On June 3rd, 2010, something hit Jupiter.
A comet or asteroid descended from the black of space, struck the planet’s cloudtops, and disintegrated, producing a flash of light so bright it was visible in backyard telescopes on Earth. Soon, observers around the world were training their optics on the impact site, waiting to monitor the cindery cloud of debris which always seems to accompany a strike of this kind.
They’re still waiting.
“It’s as if Jupiter just swallowed the thing whole,” says Anthony Wesley of Australia, one of two amateur astronomers who recorded the initial flash. The other, Christopher Go of the Philippines, says “it was thrilling to see the impact, but the absence of any visible debris has got us scratching our heads.”
Indeed, it is a bit of a puzzle. “We’ve seen things hit Jupiter before,” says planetary scientist Glenn Orton of JPL, “and the flash of impact has always been followed by some kind of debris.”
For instance, when fragments of Comet Shoemaker-Levy 9 hit Jupiter in 1994, each major flash observed by NASA’s Galileo spacecraft produced a “bruise,” a murky mixture of incinerated comet dust and chemically altered Jovian gas twisting and swirling among the native clouds. Just last year, in July 2009, Wesley discovered a similar mark thought to be debris from a rogue asteroid crashing into the planet.
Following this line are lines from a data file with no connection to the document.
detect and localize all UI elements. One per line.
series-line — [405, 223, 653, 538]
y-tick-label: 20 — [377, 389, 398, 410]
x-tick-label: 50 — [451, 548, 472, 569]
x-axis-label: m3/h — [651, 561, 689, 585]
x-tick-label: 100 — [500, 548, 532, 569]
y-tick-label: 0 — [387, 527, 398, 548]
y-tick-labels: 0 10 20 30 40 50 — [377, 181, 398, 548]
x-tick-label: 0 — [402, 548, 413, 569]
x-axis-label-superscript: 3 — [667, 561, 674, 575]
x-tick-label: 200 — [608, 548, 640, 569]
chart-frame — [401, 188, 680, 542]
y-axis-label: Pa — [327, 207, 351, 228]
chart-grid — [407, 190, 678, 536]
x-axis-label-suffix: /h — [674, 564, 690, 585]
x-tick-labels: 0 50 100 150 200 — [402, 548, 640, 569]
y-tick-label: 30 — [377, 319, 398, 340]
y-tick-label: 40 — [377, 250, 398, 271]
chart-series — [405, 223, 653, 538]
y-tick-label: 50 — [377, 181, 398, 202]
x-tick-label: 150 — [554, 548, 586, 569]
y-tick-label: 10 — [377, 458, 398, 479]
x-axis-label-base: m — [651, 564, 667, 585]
So where is the debris this time?
A possibility offered by some observers is that the flash wasn’t an impact at all. Maybe Go and Wesley witnessed a giant Jovian lightning bolt.
“I consider that very, very unlikely,” says Orton. “NASA spacecraft have seen lightning on Jupiter many times before, but only on the planet’s nightside. This dayside event would have to be unimaginably more powerful than any previous bolt we’ve seen. Even Jupiter doesn’t produce lightning that big.”
Nor could it be a flash of lightning in Earth’s atmosphere fortuitously happening in front of Jupiter. Simultaneous observations of the same flash from widely-spaced observatories in Australia and the Philippines rule that out. For the same reason, it couldn’t be, say, a terrestrial meteor or any other phenomenon in the atmosphere of Earth.
In short, the flash really happened at Jupiter.
Curiously, the impactor (if indeed this was an impact event) struck right in the middle of Jupiter’s South Equatorial Belt (SEB), one of the two broad stripes that girdle the planet. This is “curious” because the SEB itself vanished earlier this year. Orton has proposed that the missing belt still exists, it’s just temporarily hidden underneath some high-altitude cirrus clouds.
Could those very same clouds be hiding the impact debris?
He doesn’t think so. “The flash came from an altitude above any cirrus layer, so the debris should be plainly visible—if there is any.”
The best remaining hypothesis is that the impactor was small, packing just enough punch to make a flash, but without leaving much debris.
One thing is sure: “Jupiter is getting hit more than we expected,” says Don Yeomans, head of NASA’s Near-Earth Object program of JPL. “Back in the days of Shoemaker-Levy 9 (SL-9), we calculated that we should see an impact on Jupiter once every hundred years or so. We considered ourselves extraordinarily lucky to witness the SL-9 event.”
“But look where we are now,” he continues. “Anthony Wesley has observed two impacts within the past 12 months alone. It’s time to revise our impact models [particularly for small impactors].”
Clearly, researchers have a lot to learn, not only about how often Jupiter gets hit, but also what happens when the strikes occur.
“We’re continuing the search for debris at a number of major observatories, including Hubble,” says Orton. Future observations sensitive to very small amounts of debris and to gases pulled up from Jupiter’s deeper atmosphere may yet reveal what happened to the flashy impactor of June 3rd—or lead researchers in new directions entirely.